Looking to the near future, we will also see an unparalleled level of connectivity enabled by 5/6G communications and the proliferation of satellite communications systems. This should bring the ability of complex analysis (be this AI or other) and expert interaction to all.  Hopefully we will see a pragmatic approach to data standards allowing for ready integration with healthcare providers and clear approaches to data ownership. 

Despite past false hope and false promises and despite the current challenges for companies that moved so fast in delivering solutions for COVID, distributed systems will be a key part of the future of diagnostics and healthcare – providing added cost effectiveness for healthcare systems, increased disease resilience through rapid screening and monitoring and better experiences and quicker routes to the right treatment for patients.” 


Distributed diagnostics are becoming established in physician’s offices and other acute care settings, ambulances, pharmacies and community diagnostic centres and, importantly, the patient’s own home. Beyond traditional healthcare settings, there are also opportunities for diagnostic testing in hard-to-reach communities, where testing may be combined with test-and-treat strategies. 

And as diagnostic testing is distributed, the benefits for patients, healthcare efficiencies and wider society are many. The experiences of the key opinion leaders we have spoken to show that this is a vibrant sector full of ambition to make a difference with many possibilities. 

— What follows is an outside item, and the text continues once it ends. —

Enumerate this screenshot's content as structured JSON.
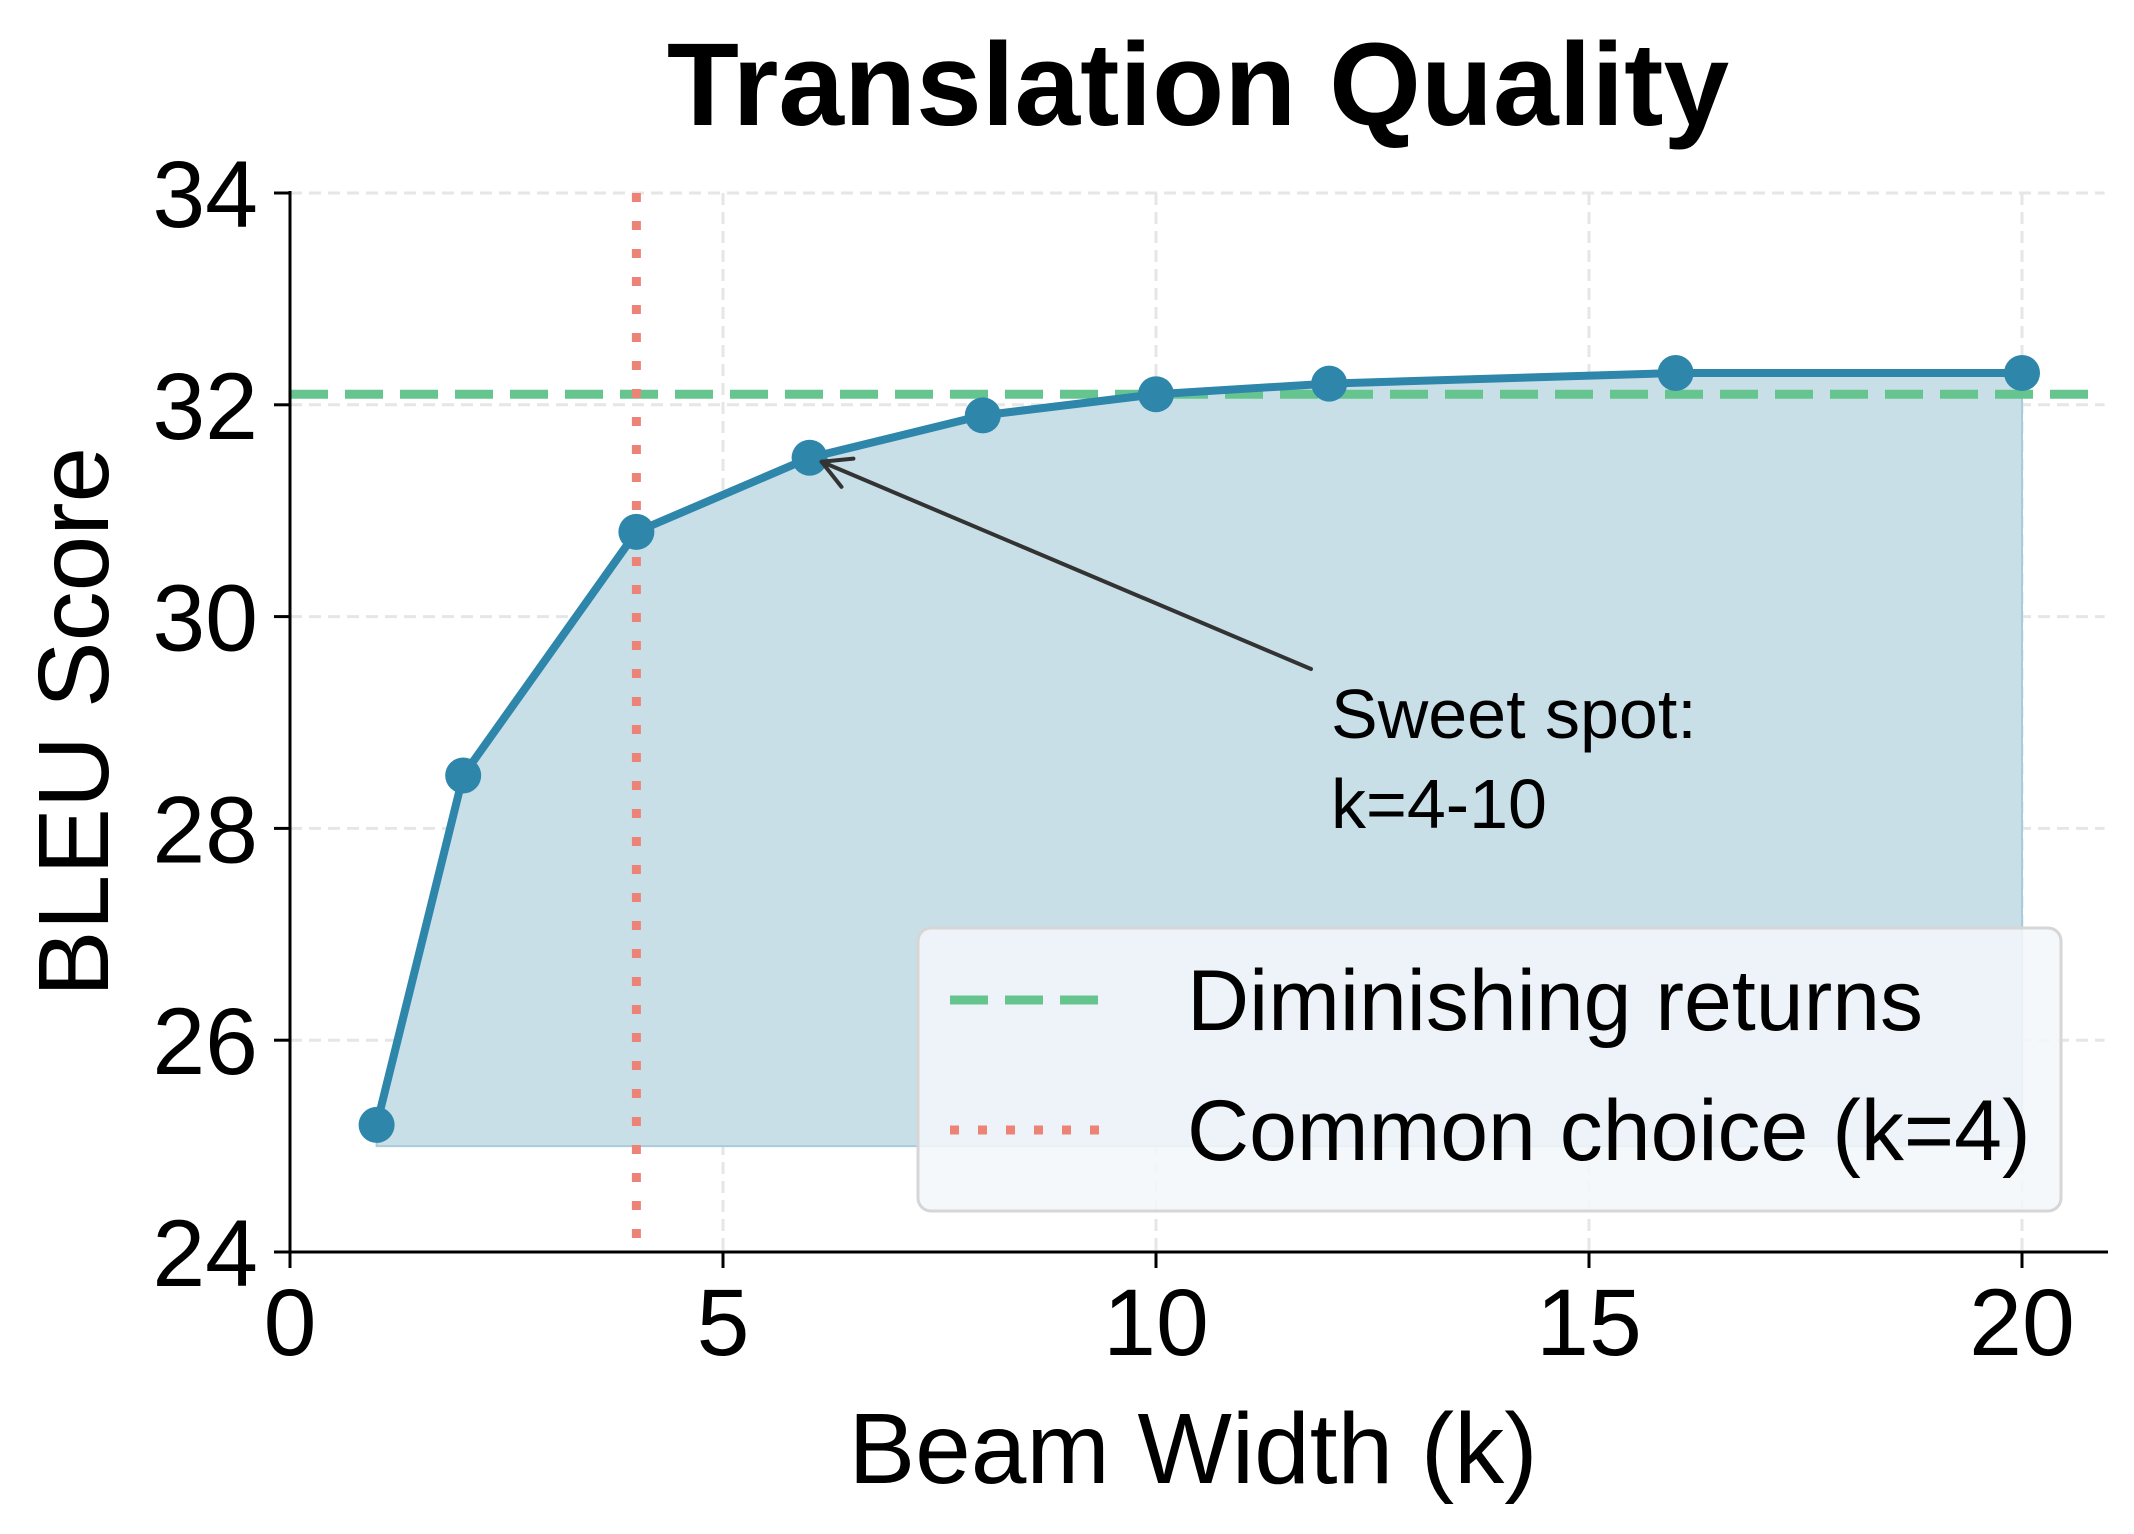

Importantly, recent experiences show that not only are distributed diagnostics non-inferior to central lab testing – for which there is by now ample evidence – but they are increasingly translating into superior patient health outcomes. This will continue to be a major theme in distributed diagnostics in years to come. 

Discussions often focus foremost on metrics flowing from the shorter “time to results”, but there are also many other less readily measured healthcare efficiencies. Improvements to the patient experience similarly include so far underappreciated aspects, such as a reduced need to travel for appointments. Buyers are starting to recognise the wider range of benefits of distributed diagnostics in their purchasing decisions. 

We are confident that, more than ever before, it’s true to say that distributing diagnostics will help shape the future of healthcare.